Others argue that the user activity has moved to layer 2 networks of Ethereum as Arbitrum and Optimism. These platforms have developed considerably in the total locked value, suggesting that users move to cheaper and faster alternatives in Ethereum ecosystem. L2Beat data confirm the increased adoption of these scaling solutions.

The average transaction costs of Ethereum also fell to $ 0.41, the lowest since the end of August. This marks a significant drop compared to the peak of $ 15.21 observed in the past two years, indicating reduced congestion on the network.

Nic Carter de Castle Island Ventures blamed the case of Ethereum weakening investment on the rise of the layer-2 and the creation of uncontrolled tokens. He said that “the Eth Greedy L2” absorb activity without restoring a lot to the base layer and criticized the Ethereum community for allowing the platform to be “buried in an avalanche of its own tokens”.

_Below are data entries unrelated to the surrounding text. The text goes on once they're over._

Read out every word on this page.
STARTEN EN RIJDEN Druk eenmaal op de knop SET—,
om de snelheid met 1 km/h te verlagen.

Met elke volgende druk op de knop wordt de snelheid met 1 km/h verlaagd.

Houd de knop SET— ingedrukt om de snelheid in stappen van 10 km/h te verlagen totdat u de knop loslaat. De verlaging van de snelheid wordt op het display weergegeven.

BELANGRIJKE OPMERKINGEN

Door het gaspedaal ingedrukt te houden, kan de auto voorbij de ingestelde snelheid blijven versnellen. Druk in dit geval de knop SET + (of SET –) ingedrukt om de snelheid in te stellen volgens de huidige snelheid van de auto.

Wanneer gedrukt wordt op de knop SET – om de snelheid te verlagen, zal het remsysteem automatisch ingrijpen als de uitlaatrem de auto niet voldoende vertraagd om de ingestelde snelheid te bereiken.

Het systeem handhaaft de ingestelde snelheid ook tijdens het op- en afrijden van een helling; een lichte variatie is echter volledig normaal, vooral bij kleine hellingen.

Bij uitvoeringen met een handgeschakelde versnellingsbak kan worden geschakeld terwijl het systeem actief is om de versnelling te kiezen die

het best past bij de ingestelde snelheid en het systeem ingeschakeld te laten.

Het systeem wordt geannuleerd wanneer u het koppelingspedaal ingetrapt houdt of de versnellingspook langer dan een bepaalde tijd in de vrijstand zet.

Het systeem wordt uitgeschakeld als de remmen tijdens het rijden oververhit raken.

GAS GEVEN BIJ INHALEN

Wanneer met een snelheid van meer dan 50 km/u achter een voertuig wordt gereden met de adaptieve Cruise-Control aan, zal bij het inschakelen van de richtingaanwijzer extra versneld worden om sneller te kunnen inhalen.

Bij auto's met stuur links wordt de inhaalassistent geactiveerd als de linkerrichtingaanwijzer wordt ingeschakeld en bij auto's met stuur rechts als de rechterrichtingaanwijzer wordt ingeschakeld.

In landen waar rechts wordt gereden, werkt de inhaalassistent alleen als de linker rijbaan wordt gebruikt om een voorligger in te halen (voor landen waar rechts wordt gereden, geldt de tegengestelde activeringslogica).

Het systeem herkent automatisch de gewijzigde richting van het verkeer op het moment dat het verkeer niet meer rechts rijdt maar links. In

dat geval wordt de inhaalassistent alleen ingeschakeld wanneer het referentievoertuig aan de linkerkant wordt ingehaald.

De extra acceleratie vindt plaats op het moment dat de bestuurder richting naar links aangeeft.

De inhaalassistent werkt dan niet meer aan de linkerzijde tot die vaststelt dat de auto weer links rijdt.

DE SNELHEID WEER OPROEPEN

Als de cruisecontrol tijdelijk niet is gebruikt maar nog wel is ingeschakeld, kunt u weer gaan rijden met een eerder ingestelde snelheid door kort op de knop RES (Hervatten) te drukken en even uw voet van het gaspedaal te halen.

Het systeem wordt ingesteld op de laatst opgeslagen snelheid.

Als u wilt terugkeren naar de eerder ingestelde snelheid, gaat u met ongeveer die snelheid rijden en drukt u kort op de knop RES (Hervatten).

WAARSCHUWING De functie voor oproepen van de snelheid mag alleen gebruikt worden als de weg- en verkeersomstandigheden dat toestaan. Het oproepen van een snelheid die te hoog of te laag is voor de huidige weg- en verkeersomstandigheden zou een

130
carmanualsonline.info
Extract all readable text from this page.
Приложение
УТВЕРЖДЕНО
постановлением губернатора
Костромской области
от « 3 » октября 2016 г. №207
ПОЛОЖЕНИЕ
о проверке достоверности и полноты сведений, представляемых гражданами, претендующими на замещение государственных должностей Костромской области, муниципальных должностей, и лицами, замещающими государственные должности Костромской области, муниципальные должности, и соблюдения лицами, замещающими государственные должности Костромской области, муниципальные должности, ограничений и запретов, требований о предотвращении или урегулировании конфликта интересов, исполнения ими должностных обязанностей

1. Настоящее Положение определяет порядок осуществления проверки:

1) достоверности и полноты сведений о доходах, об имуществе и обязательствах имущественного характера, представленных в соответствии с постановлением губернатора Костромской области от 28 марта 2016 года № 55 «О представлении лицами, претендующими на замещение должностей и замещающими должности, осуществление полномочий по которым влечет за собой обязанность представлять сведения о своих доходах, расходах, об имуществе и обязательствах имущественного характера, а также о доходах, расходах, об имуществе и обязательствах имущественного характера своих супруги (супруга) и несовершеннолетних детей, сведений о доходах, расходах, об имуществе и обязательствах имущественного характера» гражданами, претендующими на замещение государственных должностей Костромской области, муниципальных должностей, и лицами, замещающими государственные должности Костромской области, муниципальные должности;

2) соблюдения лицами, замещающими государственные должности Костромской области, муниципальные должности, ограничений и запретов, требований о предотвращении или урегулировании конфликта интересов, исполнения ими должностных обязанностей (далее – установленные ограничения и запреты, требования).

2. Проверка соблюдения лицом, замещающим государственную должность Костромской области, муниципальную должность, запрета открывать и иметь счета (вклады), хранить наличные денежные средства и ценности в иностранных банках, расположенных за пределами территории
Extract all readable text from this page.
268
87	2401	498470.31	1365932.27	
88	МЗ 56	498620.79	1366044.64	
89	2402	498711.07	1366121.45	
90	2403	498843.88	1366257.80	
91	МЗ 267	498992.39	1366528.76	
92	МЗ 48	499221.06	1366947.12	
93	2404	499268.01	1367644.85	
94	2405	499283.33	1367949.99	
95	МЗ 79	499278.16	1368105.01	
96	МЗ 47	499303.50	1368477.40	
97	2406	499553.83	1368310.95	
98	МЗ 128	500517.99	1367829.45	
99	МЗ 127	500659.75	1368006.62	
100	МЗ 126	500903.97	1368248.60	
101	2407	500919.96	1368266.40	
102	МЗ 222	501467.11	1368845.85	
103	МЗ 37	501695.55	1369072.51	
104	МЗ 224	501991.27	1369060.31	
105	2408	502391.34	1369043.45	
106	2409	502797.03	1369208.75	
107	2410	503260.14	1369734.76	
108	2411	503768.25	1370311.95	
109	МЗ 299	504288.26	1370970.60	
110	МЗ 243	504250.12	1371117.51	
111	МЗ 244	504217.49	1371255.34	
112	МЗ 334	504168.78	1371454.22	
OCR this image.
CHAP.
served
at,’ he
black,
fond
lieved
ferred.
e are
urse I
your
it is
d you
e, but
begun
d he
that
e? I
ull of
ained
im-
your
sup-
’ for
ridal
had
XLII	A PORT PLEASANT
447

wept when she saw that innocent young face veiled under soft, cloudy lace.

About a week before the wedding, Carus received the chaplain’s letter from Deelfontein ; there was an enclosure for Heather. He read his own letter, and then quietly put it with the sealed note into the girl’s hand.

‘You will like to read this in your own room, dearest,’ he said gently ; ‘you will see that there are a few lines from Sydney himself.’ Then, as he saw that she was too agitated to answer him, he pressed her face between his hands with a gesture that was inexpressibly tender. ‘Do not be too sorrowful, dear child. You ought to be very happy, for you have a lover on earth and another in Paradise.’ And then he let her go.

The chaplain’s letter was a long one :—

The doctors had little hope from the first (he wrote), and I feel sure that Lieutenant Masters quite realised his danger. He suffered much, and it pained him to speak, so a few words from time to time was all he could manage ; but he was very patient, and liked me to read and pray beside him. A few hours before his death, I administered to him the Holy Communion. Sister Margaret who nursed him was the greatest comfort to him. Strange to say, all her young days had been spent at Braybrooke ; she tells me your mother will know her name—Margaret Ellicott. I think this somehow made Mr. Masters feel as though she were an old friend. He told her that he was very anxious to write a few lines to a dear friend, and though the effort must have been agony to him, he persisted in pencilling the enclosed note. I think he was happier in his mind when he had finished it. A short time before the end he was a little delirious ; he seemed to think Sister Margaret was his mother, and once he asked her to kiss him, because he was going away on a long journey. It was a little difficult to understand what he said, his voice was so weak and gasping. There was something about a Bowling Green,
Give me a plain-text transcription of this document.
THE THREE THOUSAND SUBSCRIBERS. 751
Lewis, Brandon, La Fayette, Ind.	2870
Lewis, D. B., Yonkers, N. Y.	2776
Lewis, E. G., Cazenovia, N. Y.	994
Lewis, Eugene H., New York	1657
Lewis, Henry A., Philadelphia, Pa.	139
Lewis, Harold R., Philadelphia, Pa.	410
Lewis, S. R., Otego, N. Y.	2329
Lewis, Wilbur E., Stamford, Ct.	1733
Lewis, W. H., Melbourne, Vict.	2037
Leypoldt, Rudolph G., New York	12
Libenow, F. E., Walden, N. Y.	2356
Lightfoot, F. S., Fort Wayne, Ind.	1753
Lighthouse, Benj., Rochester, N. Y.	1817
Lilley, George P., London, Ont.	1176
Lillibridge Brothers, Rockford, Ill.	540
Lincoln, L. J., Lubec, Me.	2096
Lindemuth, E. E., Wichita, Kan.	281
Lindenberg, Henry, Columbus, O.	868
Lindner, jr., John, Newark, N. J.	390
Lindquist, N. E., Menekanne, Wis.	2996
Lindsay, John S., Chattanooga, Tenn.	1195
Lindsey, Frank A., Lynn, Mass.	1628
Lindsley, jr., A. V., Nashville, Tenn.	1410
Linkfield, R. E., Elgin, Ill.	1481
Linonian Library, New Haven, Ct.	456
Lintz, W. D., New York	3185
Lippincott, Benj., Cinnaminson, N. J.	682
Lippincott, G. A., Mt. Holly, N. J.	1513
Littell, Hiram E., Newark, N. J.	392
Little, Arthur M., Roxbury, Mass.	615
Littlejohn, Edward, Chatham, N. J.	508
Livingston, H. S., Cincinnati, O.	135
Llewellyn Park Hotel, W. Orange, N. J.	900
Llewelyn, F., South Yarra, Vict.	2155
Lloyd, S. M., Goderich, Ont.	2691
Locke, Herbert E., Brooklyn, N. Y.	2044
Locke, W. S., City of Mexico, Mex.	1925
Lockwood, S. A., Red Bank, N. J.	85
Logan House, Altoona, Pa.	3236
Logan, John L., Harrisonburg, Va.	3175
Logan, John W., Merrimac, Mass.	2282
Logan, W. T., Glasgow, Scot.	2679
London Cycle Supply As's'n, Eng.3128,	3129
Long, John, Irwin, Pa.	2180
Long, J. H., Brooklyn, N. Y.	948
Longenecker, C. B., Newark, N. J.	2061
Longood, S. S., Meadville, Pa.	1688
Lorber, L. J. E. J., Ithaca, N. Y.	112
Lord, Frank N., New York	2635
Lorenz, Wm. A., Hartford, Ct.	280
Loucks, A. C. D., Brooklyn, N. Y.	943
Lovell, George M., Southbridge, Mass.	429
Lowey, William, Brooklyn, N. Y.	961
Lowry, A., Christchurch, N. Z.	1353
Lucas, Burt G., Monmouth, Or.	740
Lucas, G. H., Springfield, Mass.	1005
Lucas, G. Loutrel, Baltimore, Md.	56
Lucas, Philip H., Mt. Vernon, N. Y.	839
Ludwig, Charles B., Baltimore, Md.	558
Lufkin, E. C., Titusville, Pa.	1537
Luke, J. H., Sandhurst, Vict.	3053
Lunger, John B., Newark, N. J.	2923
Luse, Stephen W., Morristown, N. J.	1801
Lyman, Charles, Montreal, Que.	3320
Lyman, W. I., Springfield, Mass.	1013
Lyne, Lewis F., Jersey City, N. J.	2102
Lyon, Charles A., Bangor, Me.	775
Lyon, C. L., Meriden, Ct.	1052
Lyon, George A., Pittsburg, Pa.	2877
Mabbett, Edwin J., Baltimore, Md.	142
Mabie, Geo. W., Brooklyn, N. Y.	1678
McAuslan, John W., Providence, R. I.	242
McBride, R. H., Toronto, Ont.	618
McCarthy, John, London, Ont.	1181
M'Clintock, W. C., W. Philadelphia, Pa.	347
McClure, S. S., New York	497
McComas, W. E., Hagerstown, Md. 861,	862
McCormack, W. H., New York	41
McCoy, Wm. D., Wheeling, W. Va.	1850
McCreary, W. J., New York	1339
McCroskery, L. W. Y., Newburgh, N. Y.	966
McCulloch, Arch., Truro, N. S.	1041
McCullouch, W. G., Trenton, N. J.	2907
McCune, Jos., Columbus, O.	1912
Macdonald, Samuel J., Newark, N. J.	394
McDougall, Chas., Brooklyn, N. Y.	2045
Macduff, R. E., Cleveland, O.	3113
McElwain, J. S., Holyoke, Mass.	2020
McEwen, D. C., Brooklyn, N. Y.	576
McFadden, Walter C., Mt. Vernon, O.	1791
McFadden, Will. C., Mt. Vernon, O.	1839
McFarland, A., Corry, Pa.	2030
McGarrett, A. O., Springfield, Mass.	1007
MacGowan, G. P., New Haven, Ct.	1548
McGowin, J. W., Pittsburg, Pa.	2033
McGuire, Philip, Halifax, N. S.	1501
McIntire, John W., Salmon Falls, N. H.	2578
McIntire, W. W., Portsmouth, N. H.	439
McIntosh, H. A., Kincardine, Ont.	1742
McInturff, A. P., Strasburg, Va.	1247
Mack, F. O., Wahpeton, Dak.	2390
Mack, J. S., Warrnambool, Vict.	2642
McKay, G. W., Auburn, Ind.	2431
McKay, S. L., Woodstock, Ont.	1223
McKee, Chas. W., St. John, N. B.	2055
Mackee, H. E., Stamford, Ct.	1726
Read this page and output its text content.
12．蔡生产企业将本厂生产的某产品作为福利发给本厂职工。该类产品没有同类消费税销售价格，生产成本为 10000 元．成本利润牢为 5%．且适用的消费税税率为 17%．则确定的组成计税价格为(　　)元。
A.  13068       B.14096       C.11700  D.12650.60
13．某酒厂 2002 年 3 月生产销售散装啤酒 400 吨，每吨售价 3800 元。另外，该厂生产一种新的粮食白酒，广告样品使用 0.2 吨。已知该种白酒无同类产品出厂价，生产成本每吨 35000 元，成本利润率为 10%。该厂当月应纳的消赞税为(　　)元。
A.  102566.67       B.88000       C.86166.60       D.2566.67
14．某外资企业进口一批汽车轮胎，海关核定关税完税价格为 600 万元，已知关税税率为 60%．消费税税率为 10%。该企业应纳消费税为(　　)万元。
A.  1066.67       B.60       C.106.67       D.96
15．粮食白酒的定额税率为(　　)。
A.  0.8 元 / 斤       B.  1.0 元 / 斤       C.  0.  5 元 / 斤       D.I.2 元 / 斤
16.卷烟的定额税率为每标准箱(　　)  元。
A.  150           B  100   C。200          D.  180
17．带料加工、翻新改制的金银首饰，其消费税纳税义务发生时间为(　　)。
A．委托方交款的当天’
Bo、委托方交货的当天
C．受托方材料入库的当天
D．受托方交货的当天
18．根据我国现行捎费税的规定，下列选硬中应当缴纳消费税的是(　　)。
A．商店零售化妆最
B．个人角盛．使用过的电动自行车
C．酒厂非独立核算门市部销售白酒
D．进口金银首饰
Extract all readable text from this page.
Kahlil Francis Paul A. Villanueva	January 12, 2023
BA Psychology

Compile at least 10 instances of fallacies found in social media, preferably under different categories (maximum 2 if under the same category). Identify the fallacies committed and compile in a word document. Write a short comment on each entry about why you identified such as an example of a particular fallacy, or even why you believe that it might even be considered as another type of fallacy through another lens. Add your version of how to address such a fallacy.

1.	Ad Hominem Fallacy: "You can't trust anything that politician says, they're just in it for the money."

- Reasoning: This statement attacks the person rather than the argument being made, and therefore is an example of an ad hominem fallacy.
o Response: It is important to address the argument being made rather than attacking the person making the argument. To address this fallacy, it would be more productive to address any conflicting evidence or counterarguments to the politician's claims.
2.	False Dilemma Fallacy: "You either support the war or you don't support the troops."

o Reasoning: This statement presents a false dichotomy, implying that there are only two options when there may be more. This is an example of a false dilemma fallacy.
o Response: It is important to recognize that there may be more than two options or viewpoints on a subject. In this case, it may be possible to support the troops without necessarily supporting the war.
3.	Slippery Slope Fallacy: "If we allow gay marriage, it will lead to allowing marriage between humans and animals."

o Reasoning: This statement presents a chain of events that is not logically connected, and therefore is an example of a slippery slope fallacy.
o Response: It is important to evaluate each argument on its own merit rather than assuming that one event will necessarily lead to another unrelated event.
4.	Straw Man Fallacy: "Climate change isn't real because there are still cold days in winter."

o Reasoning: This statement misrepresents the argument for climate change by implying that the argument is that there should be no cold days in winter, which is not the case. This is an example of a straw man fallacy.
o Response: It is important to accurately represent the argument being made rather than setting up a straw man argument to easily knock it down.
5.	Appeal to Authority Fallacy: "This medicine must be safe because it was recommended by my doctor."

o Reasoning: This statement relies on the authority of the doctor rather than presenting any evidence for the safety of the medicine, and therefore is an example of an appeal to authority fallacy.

Quinn Thompson, founder of Lekker Capital, also said that Ethereum was “completely dead” as an investment, citing a drop in transaction activity, the drop in user growth and the abolition of network income. Carter previously warned in September 2024 that the income for Ethereum fees had dropped 99% over six months while the L2 took over from user and income flows.

This article contains links to third -party websites or other content for information purposes only (“third -party sites”). Third -party sites are not under the control of CoinmarketCap, and CoinmarketCap is not responsible for the content of a third -party site, including without limiting any link contained in a third -party site, or any modification or update of a third -party site. CoinmarketCap provides you with these links only as convenience, and the inclusion of any link does not imply the approval, approval or recommendation by CoinmarketCap on the site or any association with its operators. This article is intended to be used and should be used for information purposes only. It is important to do your own research and analyzes before making important decisions related to one of the products or services described. This article is not intended to be and should not be interpreted as a financial advice. The opinions and opinions expressed in this article are the possessions (of the company) of the author and do not necessarily reflect those of CoinmarketCap.